I am very pro sex. I don’t attach my emotions to every sexual encounter and I typically do with my vagina and other privater parts as I please. However there is a part of the female community that likes to withhold sex until they feel the person they are with is worth the effort, and after a few less than stellar encounters I completely understand why. I have been trying to figure out what I can add this conversation and this is what I came up with. So if you find yourself trying to hold out this one is for you. If you can think of more please add them to the comment section.
1. GO OUT: It does not have to be some extravagant over the top activity every time. It could be as simple as going to a coffee shop and chilling out or smoking at a hookah lounge. If you want to avoid having sex too soon don’t find yourself alone an apartment or house for too long.
2. Don’t go out too Often: If you spend a lot of time together initially you will feel a bond faster and the attraction will be build. I suggest taking it slow and giving yourself time to process the feelings that you have. Sometimes time apart lets you determine how much you really like someone.
3. Terrible Panties: The oldest trick I know is to wear your least attractive underwear you own. Period panties, the ones my dog basically ate the crouch out so there are all this tiny teeth holes, umm the ones that were accidentally bleached, or maybe even buy a pair of high waist briefs. Unsexy panties are embarrassing and that’s why they work.
4. Never invite him in or go to his place: at least not until you are ready to be alone and are ok with the likelihood of sex. OK, so you have went out a couple times and there is this moment when you think should “I invite him in or go to his place and have a night cap???” I say hold up.
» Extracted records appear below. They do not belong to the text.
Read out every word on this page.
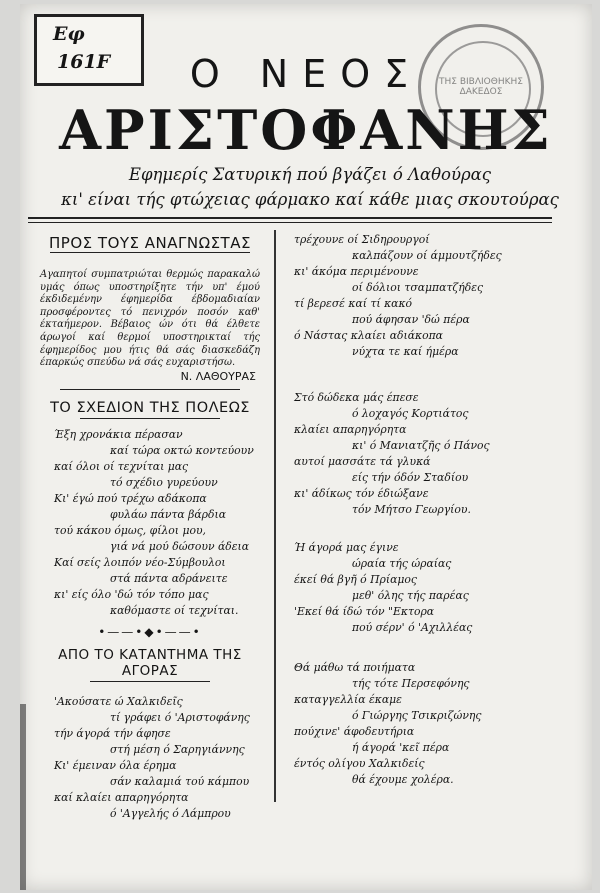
Εφ
161F
ΤΗΣ ΒΙΒΛΙΟΘΗΚΗΣ ΔΑΚΕΔΟΣ
Ο ΝΕΟΣ
ΑΡΙΣΤΟΦΑΝΗΣ
Εφημερίς Σατυρική πού βγάζει ό Λαθούρας
κι' είναι τής φτώχειας φάρμακο καί κάθε μιας σκουτούρας
ΠΡΟΣ ΤΟΥΣ ΑΝΑΓΝΩΣΤΑΣ
Αγαπητοί συμπατριώται θερμώς παρακαλώ υμάς όπως υποστηρίξητε τήν υπ' έμού έκδιδεμένην έφημερίδα έβδομαδιαίαν προσφέροντες τό πενιχρόν ποσόν καθ' έκταήμερον. Βέβαιος ών ότι θά έλθετε άρωγοί καί θερμοί υποστηρικταί τής έφημερίδος μου ήτις θά σάς διασκεδάζη έπαρκώς σπεύδω νά σάς ευχαριστήσω.
Ν. ΛΑΘΟΥΡΑΣ
ΤΟ ΣΧΕΔΙΟΝ ΤΗΣ ΠΟΛΕΩΣ
Έξη χρονάκια πέρασαν
καί τώρα οκτώ κοντεύουν
καί όλοι οί τεχνίται μας
τό σχέδιο γυρεύουν
Κι' έγώ πού τρέχω αδάκοπα
φυλάω πάντα βάρδια
τού κάκου όμως, φίλοι μου,
γιά νά μού δώσουν άδεια
Καί σείς λοιπόν νέο-Σύμβουλοι
στά πάντα αδράνειτε
κι' είς όλο 'δώ τόν τόπο μας
καθόμαστε οί τεχνίται.
•——•◆•——•
ΑΠΟ ΤΟ ΚΑΤΑΝΤΗΜΑ ΤΗΣ ΑΓΟΡΑΣ
'Ακούσατε ώ Χαλκιδεῖς
τί γράφει ό 'Αριστοφάνης
τήν άγορά τήν άφησε
στή μέση ό Σαρηγιάννης
Κι' έμειναν όλα έρημα
σάν καλαμιά τού κάμπου
καί κλαίει απαρηγόρητα
ό 'Αγγελής ό Λάμπρου
τρέχουνε οί Σιδηρουργοί
καλπάζουν οί άμμουτζήδες
κι' άκόμα περιμένουνε
οί δόλιοι τσαμπατζήδες
τί βερεσέ καί τί κακό
πού άφησαν 'δώ πέρα
ό Νάστας κλαίει αδιάκοπα
νύχτα τε καί ήμέρα
Στό δώδεκα μάς έπεσε
ό λοχαγός Κορτιάτος
κλαίει απαρηγόρητα
κι' ό Μανιατζῆς ό Πάνος
αυτοί μασσάτε τά γλυκά
είς τήν όδόν Σταδίου
κι' άδίκως τόν έδιώξανε
τόν Μήτσο Γεωργίου.
Ή άγορά μας έγινε
ώραία τής ώραίας
έκεί θά βγῆ ό Πρίαμος
μεθ' όλης τής παρέας
'Εκεί θά ίδώ τόν "Εκτορα
πού σέρν' ό 'Αχιλλέας
Θά μάθω τά ποιήματα
τής τότε Περσεφόνης
καταγγελλία έκαμε
ό Γιώργης Τσικριζώνης
πούχινε' άφοδευτήρια
ή άγορά 'κεῖ πέρα
έντός ολίγου Χαλκιδείς
θά έχουμε χολέρα.
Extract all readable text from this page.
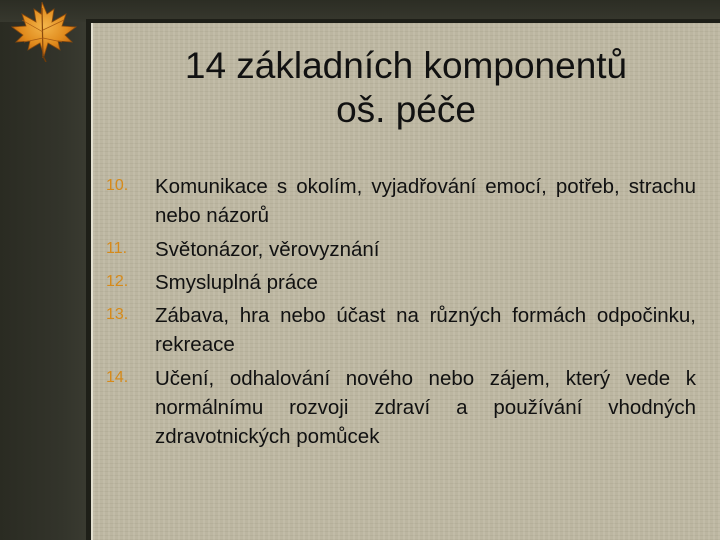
14 základních komponentů
oš. péče
10. Komunikace s okolím, vyjadřování emocí, potřeb, strachu nebo názorů
11. Světonázor, věrovyznání
12. Smysluplná práce
13. Zábava, hra nebo účast na různých formách odpočinku, rekreace
14. Učení, odhalování nového nebo zájem, který vede k normálnímu rozvoji zdraví a používání vhodných zdravotnických pomůcek
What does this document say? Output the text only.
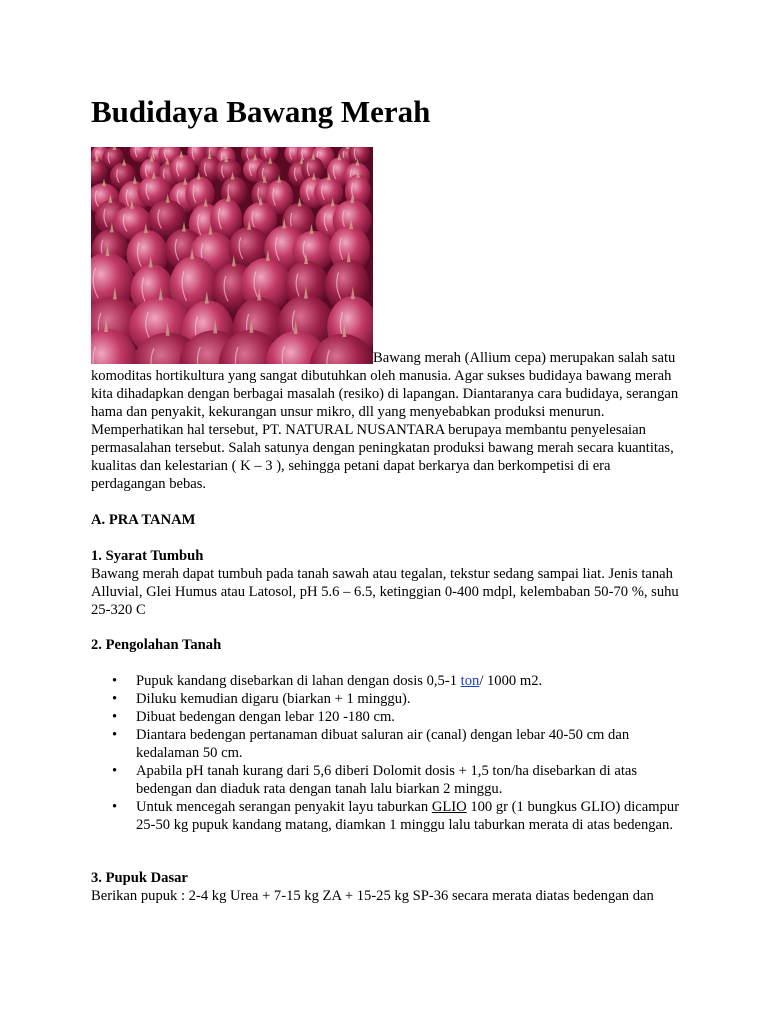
Budidaya Bawang Merah

Bawang merah (Allium cepa) merupakan salah satu komoditas hortikultura yang sangat dibutuhkan oleh manusia. Agar sukses budidaya bawang merah kita dihadapkan dengan berbagai masalah (resiko) di lapangan. Diantaranya cara budidaya, serangan hama dan penyakit, kekurangan unsur mikro, dll yang menyebabkan produksi menurun. Memperhatikan hal tersebut, PT. NATURAL NUSANTARA berupaya membantu penyelesaian permasalahan tersebut. Salah satunya dengan peningkatan produksi bawang merah secara kuantitas, kualitas dan kelestarian ( K – 3 ), sehingga petani dapat berkarya dan berkompetisi di era perdagangan bebas.

A. PRA TANAM

1. Syarat Tumbuh

Bawang merah dapat tumbuh pada tanah sawah atau tegalan, tekstur sedang sampai liat. Jenis tanah Alluvial, Glei Humus atau Latosol, pH 5.6 – 6.5, ketinggian 0-400 mdpl, kelembaban 50-70 %, suhu 25-320 C

2. Pengolahan Tanah

• Pupuk kandang disebarkan di lahan dengan dosis 0,5-1 ton/ 1000 m2.
• Diluku kemudian digaru (biarkan + 1 minggu).
• Dibuat bedengan dengan lebar 120 -180 cm.
• Diantara bedengan pertanaman dibuat saluran air (canal) dengan lebar 40-50 cm dan kedalaman 50 cm.
• Apabila pH tanah kurang dari 5,6 diberi Dolomit dosis + 1,5 ton/ha disebarkan di atas bedengan dan diaduk rata dengan tanah lalu biarkan 2 minggu.
• Untuk mencegah serangan penyakit layu taburkan GLIO 100 gr (1 bungkus GLIO) dicampur 25-50 kg pupuk kandang matang, diamkan 1 minggu lalu taburkan merata di atas bedengan.

3. Pupuk Dasar

Berikan pupuk : 2-4 kg Urea + 7-15 kg ZA + 15-25 kg SP-36 secara merata diatas bedengan dan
I like sex but in due time so when then this dilemma happens I go with nay because if it was good idea I wouldn’t question myself.
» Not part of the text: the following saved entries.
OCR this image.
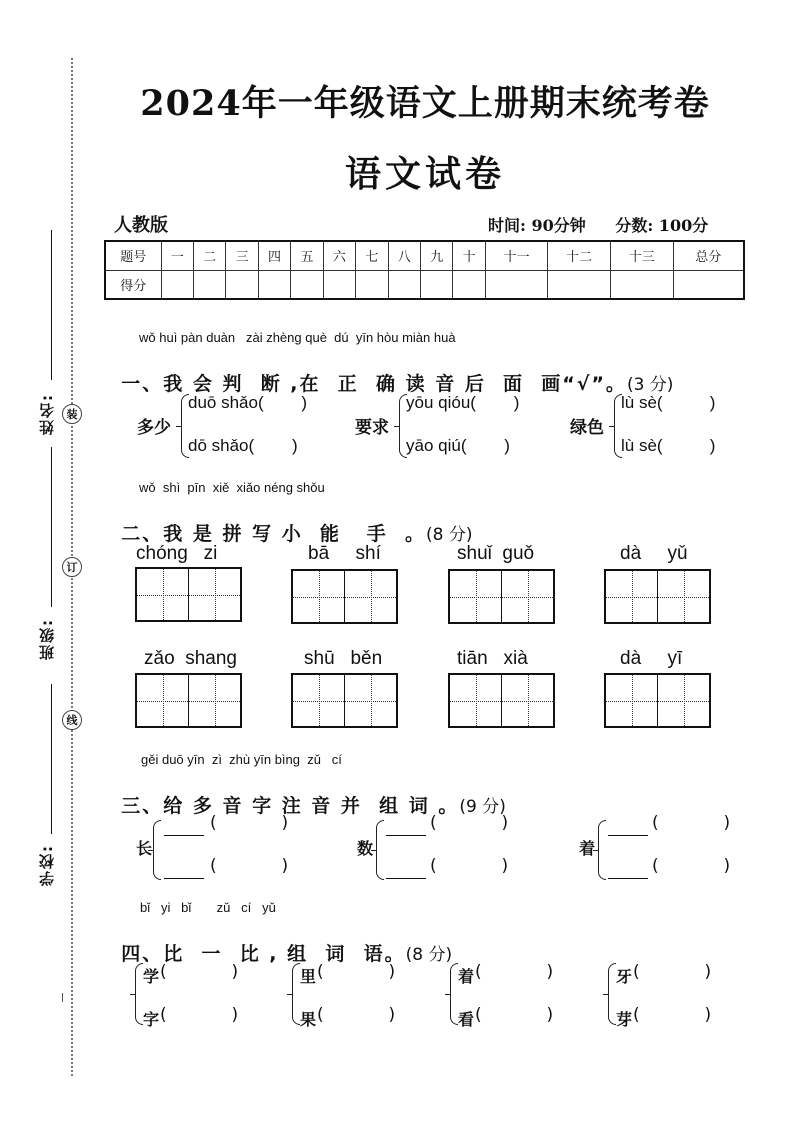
装
订
线
姓名:
班级:
学校:
2024年一年级语文上册期末统考卷
语文试卷
人教版	时间: 90分钟 分数: 100分
题号	一	二	三	四	五	六	七	八	九	十	十一	十二	十三	总分
得分														
wǒ huì pàn duàn   zài zhèng què  dú  yīn hòu miàn huà

一、我 会 判  断 ,在  正  确 读 音 后  面  画“√”。(3 分)

多少
duō shǎo(        )
dō shǎo(        )
要求
yōu qióu(        )
yāo qiú(        )
绿色
lù sè(          )
lù sè(          )
wǒ  shì  pīn  xiě  xiǎo néng shǒu

二、我 是 拼 写 小  能   手  。(8 分)

chóng   zi	bā     shí	shuǐ  guǒ	dà     yǔ
zǎo  shang	shū   běn	tiān   xià	dà     yī
gěi duō yīn  zì  zhù yīn bìng  zǔ   cí

三、给 多 音 字 注 音 并  组 词 。(9 分)

长
(            )
(            )
数
(            )
(            )
着
(            )
(            )
bǐ   yi   bǐ       zǔ   cí   yǔ

四、比  一  比 , 组  词  语。(8 分)

学 (            )
字 (            )
里 (            )
果 (            )
着 (            )
看 (            )
牙 (            )
芽 (            )
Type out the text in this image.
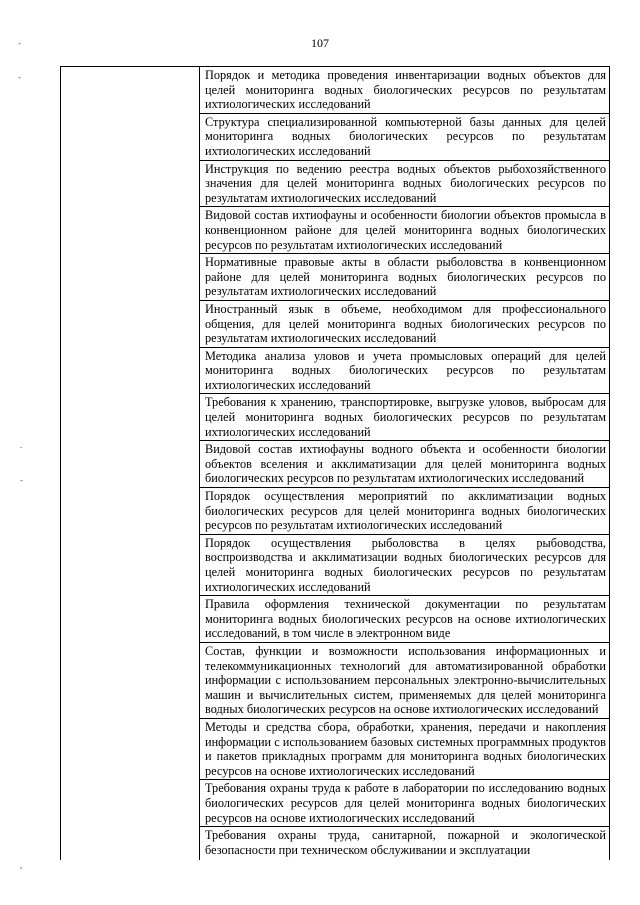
107
-
-
.
-
,
Порядок и методика проведения инвентаризации водных объектов для целей мониторинга водных биологических ресурсов по результатам ихтиологических исследований
Структура специализированной компьютерной базы данных для целей мониторинга водных биологических ресурсов по результатам ихтиологических исследований
Инструкция по ведению реестра водных объектов рыбохозяйственного значения для целей мониторинга водных биологических ресурсов по результатам ихтиологических исследований
Видовой состав ихтиофауны и особенности биологии объектов промысла в конвенционном районе для целей мониторинга водных биологических ресурсов по результатам ихтиологических исследований
Нормативные правовые акты в области рыболовства в конвенционном районе для целей мониторинга водных биологических ресурсов по результатам ихтиологических исследований
Иностранный язык в объеме, необходимом для профессионального общения, для целей мониторинга водных биологических ресурсов по результатам ихтиологических исследований
Методика анализа уловов и учета промысловых операций для целей мониторинга водных биологических ресурсов по результатам ихтиологических исследований
Требования к хранению, транспортировке, выгрузке уловов, выбросам для целей мониторинга водных биологических ресурсов по результатам ихтиологических исследований
Видовой состав ихтиофауны водного объекта и особенности биологии объектов вселения и акклиматизации для целей мониторинга водных биологических ресурсов по результатам ихтиологических исследований
Порядок осуществления мероприятий по акклиматизации водных биологических ресурсов для целей мониторинга водных биологических ресурсов по результатам ихтиологических исследований
Порядок осуществления рыболовства в целях рыбоводства, воспроизводства и акклиматизации водных биологических ресурсов для целей мониторинга водных биологических ресурсов по результатам ихтиологических исследований
Правила оформления технической документации по результатам мониторинга водных биологических ресурсов на основе ихтиологических исследований, в том числе в электронном виде
Состав, функции и возможности использования информационных и телекоммуникационных технологий для автоматизированной обработки информации с использованием персональных электронно-вычислительных машин и вычислительных систем, применяемых для целей мониторинга водных биологических ресурсов на основе ихтиологических исследований
Методы и средства сбора, обработки, хранения, передачи и накопления информации с использованием базовых системных программных продуктов и пакетов прикладных программ для мониторинга водных биологических ресурсов на основе ихтиологических исследований
Требования охраны труда к работе в лаборатории по исследованию водных биологических ресурсов для целей мониторинга водных биологических ресурсов на основе ихтиологических исследований
Требования охраны труда, санитарной, пожарной и экологической безопасности при техническом обслуживании и эксплуатации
5. Don’t focus on his sexy: There have been guys when I’m like “man he is too sexy, I just want to know what it be like” then I’m disappointed or obsessed; more than likely disappointed. I’ve learned that if I focus on his personality I can become more attracted to someone I’m not physically feeling or less attracted to someone who I drooled over. Personality affects sex appeal and whether we want to admit it or not the finest people have the worst personalities.